The Home Front

The Home Front

Every year, the U.S. Capitol Historical Society hosts a Symposium on a specific topic of American history. The event is free and open to the public, and accomplished academics and authors give lectures on their own research before answering questions from the audience. This year's Symposium, titled "Congress, the Home Front, and the Civil War," examined domestic issues during the Civil War--basically everything going on in America from 1861-1865 that wasn't the war--and was held last Friday, on May 3.

 

I've spent the past several months keeping track of the guest list for the event, making fliers advertising the Symposium, and creating a program for the actual day, so I was very excited to see what it would be like. One of the most interesting parts was just watching the attendees. Someone from USCHS called it "like a reunion for these people," and she was right; it was just a giant gathering of history enthusiasts from all around the D.C. area. Many of them see each other just a few times a year for these events and are just so excited to hear lectures about the Civil War--although based on the questions from the audience, I got the impression that most of them already knew just about everything there is to know.

 

Prior to this semester, I hadn't realized how many details have to be in place for these type of events to come together. USCHS also sponsors one or two book signing lectures every month, inviting an author to give a short talk on her book related to the history of Washington or Congress. You know, those giant signs that say "U.S. Capitol Historical Society" and the awkwardly lanky tripods that they sit on don't just apparate into place all on their own. They're usually carried in by some equally awkwardly lanky-feeling intern who isn't quite sure if she's been snapping the legs into place in a guaranteed accident-free manner for the past three months. Appreciate the placement of those signs.

 

During the Symposium, the speakers lectured on the American economy during the war; the Morrill Land-Grant College Act of 1862 (which set the stage for the hundreds of public universities the U.S. has today); the reconstruction of the U.S. Capitol dome (remember that cool scene in Lincoln where you see the dome as only half-built? turns out that's slightly anachronistic--the movies takes place at the end of 1864/the beginning of 1865, and the dome was basically completed by 1863); and the process of emancipation within Washington D.C. As someone who's much more interested in social history than military history, I really enjoyed listening to the speakers discuss the greater impact the war had on daily American life.

 

In the middle of the day, I went out to lunch with people from the lecture and all of the speakers, which was a great ~networking~ experience. But actually, it was pretty cool; I sat across from Professors at the University of Nebraska-Lincoln and Carleton College in Minnesota and talked to them about their experiences teaching (one at a very, very big school and one at a very, very small school).

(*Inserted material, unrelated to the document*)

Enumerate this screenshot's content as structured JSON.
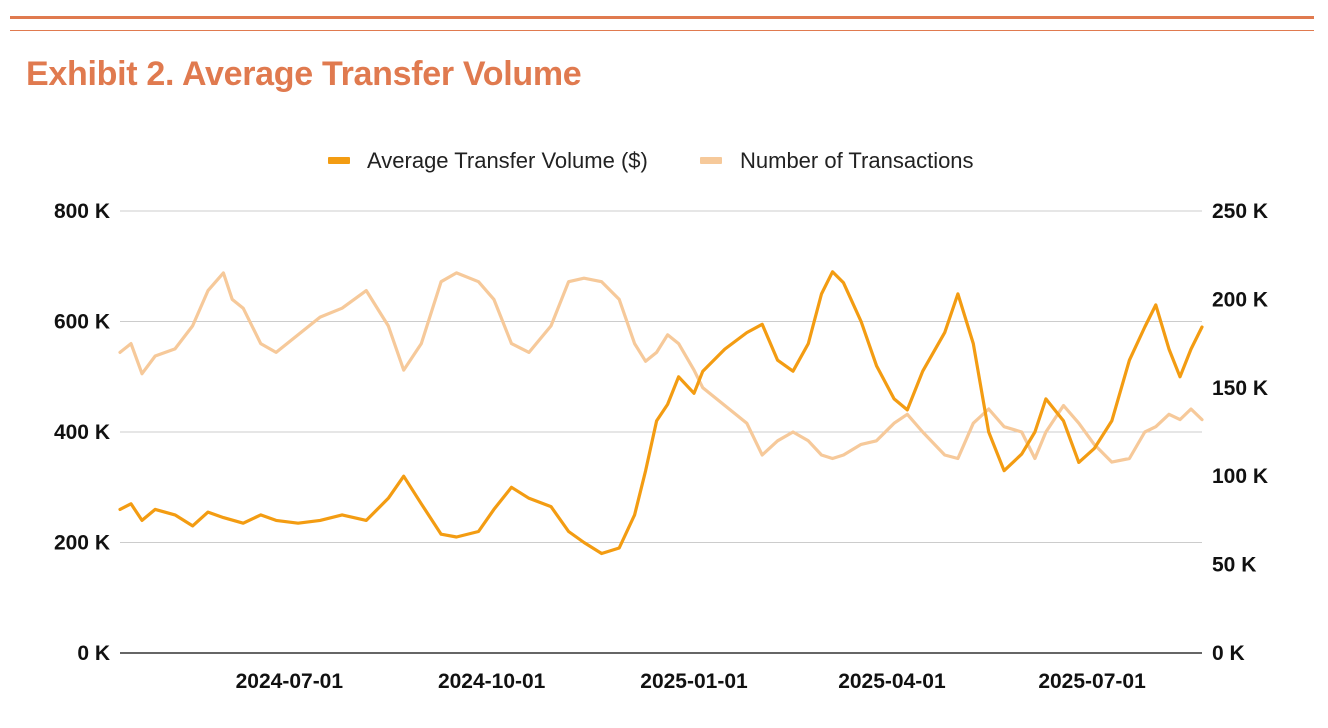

The academic world is pretty small--as soon as I said I was from Dickinson, one of the speakers asked if I knew Matt Pinsker, one of our history professors!

 

Since the other interns and I finished the 1816 calendar several weeks ago, helping organize the Symposium has been my only other ongoing project. Now that it's over, I only have a few days left at my internship during which I'll be writing more blog posts for USCHS history blog...and making mental lists of all the packing to be done and the non-perishable food in my fridge to be eaten by move-out day on Saturday morning.